Adding that he studied “every word” of the Noah story in the Old Testament, Aronofsky said, “It was very clear to us that there was an environmental message. To pull that message out of it, we think, would have been more of an editing job than just sort of representing what’s there.”

What’s more, it’s all happening again. “The water is rising, and we already saw it once,” Aronofsky said. “We are living the second chance that was given to Noah.” Everybody get your life jackets and kayaks ready!

Noah and clan are depicted as tree-hugging vegetarians in the film, whereas the bad guys led by a descendant of Cain are meat-loving rednecks with hobbies that include weapons manufacturing, war-mongering and cannibalism. In short, they’re the Texans of the movie.

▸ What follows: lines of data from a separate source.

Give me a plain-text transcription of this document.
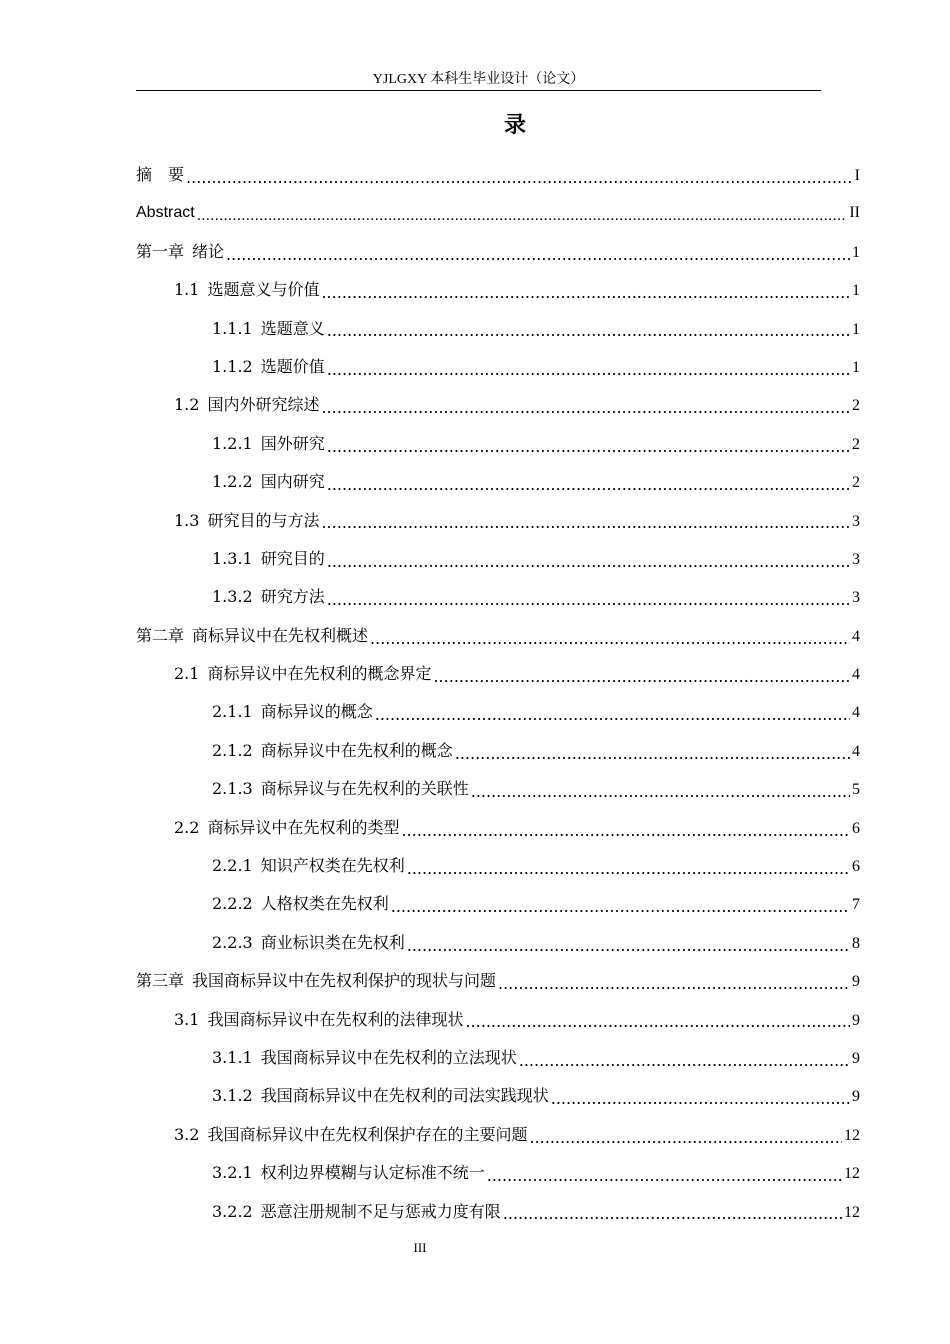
YJLGXY 本科生毕业设计（论文）
录
摘　要 .....	I
Abstract .....	II
第一章 绪论 .....	1
1.1 选题意义与价值 .....	1
1.1.1 选题意义 .....	1
1.1.2 选题价值 .....	1
1.2 国内外研究综述 .....	2
1.2.1 国外研究 .....	2
1.2.2 国内研究 .....	2
1.3 研究目的与方法 .....	3
1.3.1 研究目的 .....	3
1.3.2 研究方法 .....	3
第二章 商标异议中在先权利概述 .....	4
2.1 商标异议中在先权利的概念界定 .....	4
2.1.1 商标异议的概念 .....	4
2.1.2 商标异议中在先权利的概念 .....	4
2.1.3 商标异议与在先权利的关联性 .....	5
2.2 商标异议中在先权利的类型 .....	6
2.2.1 知识产权类在先权利 .....	6
2.2.2 人格权类在先权利 .....	7
2.2.3 商业标识类在先权利 .....	8
第三章 我国商标异议中在先权利保护的现状与问题 .....	9
3.1 我国商标异议中在先权利的法律现状 .....	9
3.1.1 我国商标异议中在先权利的立法现状 .....	9
3.1.2 我国商标异议中在先权利的司法实践现状 .....	9
3.2 我国商标异议中在先权利保护存在的主要问题 .....	12
3.2.1 权利边界模糊与认定标准不统一 .....	12
3.2.2 恶意注册规制不足与惩戒力度有限 .....	12
III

While I have no doubt that Aronofsky is a Bible expert (he never tires of telling people he wrote a poem about Noah when he was in seventh grade, which is the kind of thing that makes Hollywood people nod and say, “So deep”), here’s another guy who’s kinda-sorta more up to speed on the subject than Aronofsky. He is a professor of the Old Testament at Yale.

From left: Leo McHugh Carroll, Jennifer Connelly, Douglas Booth and Emma Watson in a scene from “Noah.”Niko Tavernise

“As a biblical scholar, I often find myself swatting down erroneous or biased claims as to what the Bible ‘really means,’ ” writes Joel S. Baden in Politico. “In this case, though, the religious right is unmistakably correct: Of all the stories in the Bible, the flood narrative is perhaps the least environmentally friendly.”

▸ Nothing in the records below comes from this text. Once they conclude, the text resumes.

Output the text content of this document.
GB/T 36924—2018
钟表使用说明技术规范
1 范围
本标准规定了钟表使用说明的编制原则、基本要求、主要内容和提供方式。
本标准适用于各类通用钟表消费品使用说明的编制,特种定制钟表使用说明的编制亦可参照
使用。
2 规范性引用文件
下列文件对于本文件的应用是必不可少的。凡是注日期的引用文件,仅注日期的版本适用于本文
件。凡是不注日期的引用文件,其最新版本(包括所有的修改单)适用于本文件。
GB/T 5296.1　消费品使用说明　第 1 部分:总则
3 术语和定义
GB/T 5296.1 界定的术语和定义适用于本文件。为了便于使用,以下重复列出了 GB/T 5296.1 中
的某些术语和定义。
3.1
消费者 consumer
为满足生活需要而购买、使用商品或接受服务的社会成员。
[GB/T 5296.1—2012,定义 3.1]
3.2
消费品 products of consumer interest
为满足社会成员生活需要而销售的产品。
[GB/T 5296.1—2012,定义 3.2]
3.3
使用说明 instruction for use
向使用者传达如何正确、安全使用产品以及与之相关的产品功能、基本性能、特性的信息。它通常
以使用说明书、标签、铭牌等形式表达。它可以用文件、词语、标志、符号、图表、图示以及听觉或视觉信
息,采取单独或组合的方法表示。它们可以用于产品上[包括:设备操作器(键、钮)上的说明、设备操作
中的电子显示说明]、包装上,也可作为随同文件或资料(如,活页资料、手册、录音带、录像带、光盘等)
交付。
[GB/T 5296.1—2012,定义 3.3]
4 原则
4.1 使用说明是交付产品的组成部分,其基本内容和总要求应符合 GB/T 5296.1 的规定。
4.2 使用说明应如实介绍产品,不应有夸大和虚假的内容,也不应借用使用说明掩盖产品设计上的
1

It’s demented of Aronofsky to suggest that God wanted the human race to die out and that Noah interfered with this plan because he was simply too soft to assassinate his own grandchildren. God set aside two of each animal but eight humans so that we might be fruitful, multiply and barbecue.

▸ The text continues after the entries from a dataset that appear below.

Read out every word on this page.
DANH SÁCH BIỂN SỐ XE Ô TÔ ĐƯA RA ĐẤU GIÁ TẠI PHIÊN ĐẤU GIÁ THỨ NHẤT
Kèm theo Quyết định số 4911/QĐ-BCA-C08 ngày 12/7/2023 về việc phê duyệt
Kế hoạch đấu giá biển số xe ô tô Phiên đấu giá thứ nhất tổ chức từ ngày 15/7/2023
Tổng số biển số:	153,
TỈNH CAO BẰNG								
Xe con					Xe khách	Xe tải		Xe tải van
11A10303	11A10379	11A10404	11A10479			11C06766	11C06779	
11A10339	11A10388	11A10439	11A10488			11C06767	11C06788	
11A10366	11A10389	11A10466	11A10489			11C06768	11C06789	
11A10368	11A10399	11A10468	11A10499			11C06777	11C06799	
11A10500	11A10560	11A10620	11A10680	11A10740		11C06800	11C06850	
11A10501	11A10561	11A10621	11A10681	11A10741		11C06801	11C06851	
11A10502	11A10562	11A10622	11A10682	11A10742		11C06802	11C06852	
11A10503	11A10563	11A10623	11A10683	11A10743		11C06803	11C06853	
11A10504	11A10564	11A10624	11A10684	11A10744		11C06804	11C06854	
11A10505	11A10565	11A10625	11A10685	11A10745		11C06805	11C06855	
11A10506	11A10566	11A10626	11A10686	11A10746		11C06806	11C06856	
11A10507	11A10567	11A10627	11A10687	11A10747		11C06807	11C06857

Yes, it’s a cookout that changes God’s mind: In the Bible, God simply decides He’s okay with the wickedness of man, rules that humanity is superior to animals and declares after the Flood, ‘Every creature that lives shall be yours to eat. The fear and dread of you shall be upon all the beasts of the Earth and all the birds of the sky and all the fish of the sea; they are given into your hand.” Yum, yum.

What changes God’s mind is a sacrifice of some of the beasts brought aboard the Ark to glorify Him (apart from the pairs, extra animals were saved specifically to be eaten, contra Aronofsky). God is honored by the animal sacrifice and unconditionally agrees never to destroy the Earth again, “no strings attached,” writes Baden, “in what can only be seen as the antithesis of the environmentalist message.”

Hollywood filmmakers worry more about being untrue to the spirit of a 1959 comic book than they do about the Bible. But their incessant doomsday proselytizing grows tiresome.

Aronofsky is simply an example of how those freaky unshaven guys you used to see carrying “REPENT for the END is NIGH!” signs are now media elites in chunky glasses. Except instead of sandwich boards they blast their silly messages all over $125 million movies.